2Reyes, 25, 1-12;
Sal. 136;
Mt. 8, 1-14
‘Al bajar Jesús del monte lo siguió mucha gente’. Hemos venido escuchando el sermón del monte de las bienaventuranzas. Allí Jesús nos ha ido dando y explicando las características del Reino de Dios que ha sido su anuncio constante desde el comienzo de su predicación. Había invitado ‘convertíos porque el Reino de Dios está cerca’. Baja con la gente a la llanura, al camino de la vida de cada día, y ahora nos mostrará las señales de que ese Reino de Dios se está realizando.
‘Se le acercó un leproso, se arrodilló y le dijo: si quieres puedes limpiarme’. Allí está aquel hombre con su lepra que como todos sabemos no sólo era la enfermedad que envolvía y destrozaba su cuerpo, sino que además lo destrozaba como persona porque le obligaba a estar como en una cuarentena apartado de los demás, vivir al margen de la familia y de la comunidad. Quien estaba enfermo de lepra era inmundo y podía hacer inmundo a los demás. Por eso nadie se podía acercar a él, ni tocarle, ni a él se le permitía que pudiera estar cerca de los demás. ¿Cómo podría sentirse una persona así tratada? El salmo nos habla de la tristeza que tenían los judíos cuando estaban desterrados lejos de su patria, pero que podemos aplicar a los sentimientos de quien se veía despreciado y marginado a causa de su enfermedad.
Es la señal del mal. Y Cristo ha venido a vencer al maligno, arrancarnos de las garras del mal, a liberarnos profundamente para darnos una nueva vida, a hacernos recobrar la dignidad perdida. Es posible una nueva vida. Es posible verse liberado del mal. Aquel hombre le dice a Jesús ‘si quieres…’, tú tienes poder, tú eres el que puede hacerlo. Y Cristo quiere. Quiere liberarlo del mal de la enfermedad, de su lepra, pero quiere liberarnos del mal más profundo. Cristo viene a sanarnos, a salvarnos, a darnos una nueva vida; quiere hacernos recobrar nuestra dignidad.
‘Quiero, queda limpio… y extendió su mano y lo tocó… y enseguida quedó limpio de la lepra… ve a presentarte al sacerdote y entrega la ofrenda que mandó Moisés’. Era como la garantía, el certificado necesario para poder reincorporarse a la familia, a la sociedad. Cristo no nos quiere apartados de los demás, no nos quiere aislados. Le hace recobrar no sólo la salud sino también y sobre todo su dignidad. Son las señales del Reino. Dios vuelve a ser el único Señor de nuestra vida.
El pecado nos rompe a nosotros también, nos ata y nos esclaviza; nos hace bajar a las peores negruras, podíamos decir.
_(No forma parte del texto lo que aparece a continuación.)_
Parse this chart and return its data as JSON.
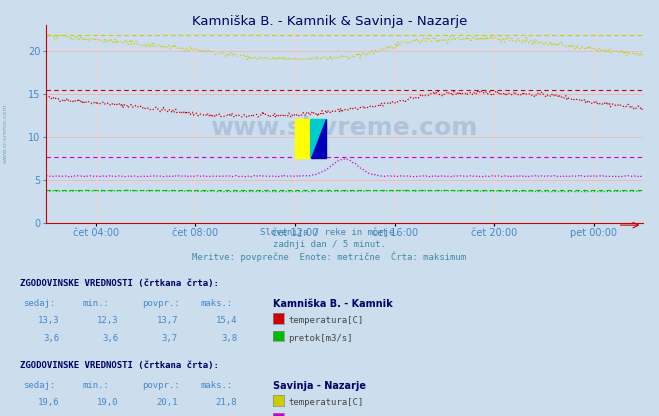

Pero Cristo viene a liberarnos, a levantarnos. Ese gesto de Jesús con el leproso – ‘extendió su mano y lo tocó’ – es bien significativo. Quiere que recobremos nuestra dignidad, esa dignidad grande que en el Bautismo nos había dado, pero que con nuestro pecado habíamos manchado. Nos viste de nuevo el traje de la gracia. En Cristo nos sentimos transformados. El Reinado de Dios vuelve a ser el centro de nuestra vida. El Reino de Dios es posible y se comienza a realizar. Ahí están las señales.
Son las señales que nosotros también tenemos que dar. Nos queremos acercar a Jesús para que se realice esa transformación de nuestra vida, para llenarnos de su gracia, para vivir esa vida nueva que El quiere darnos. Que nos sintamos sanados y salvados por Jesús porque tantas veces con nuestro pecado nos hemos dejado esclavizar por el mal. Que volvamos a esa libertad que El quiere darnos. También nos acercamos a Jesús con humildad, con confianza, con amor, porque sí estamos seguros que en El vamos a encontrar la salvación. En Jesús ni nos veremos despreciados ni apartados a un lado. En Cristo siempre nos veremos valorados y llenos de vida.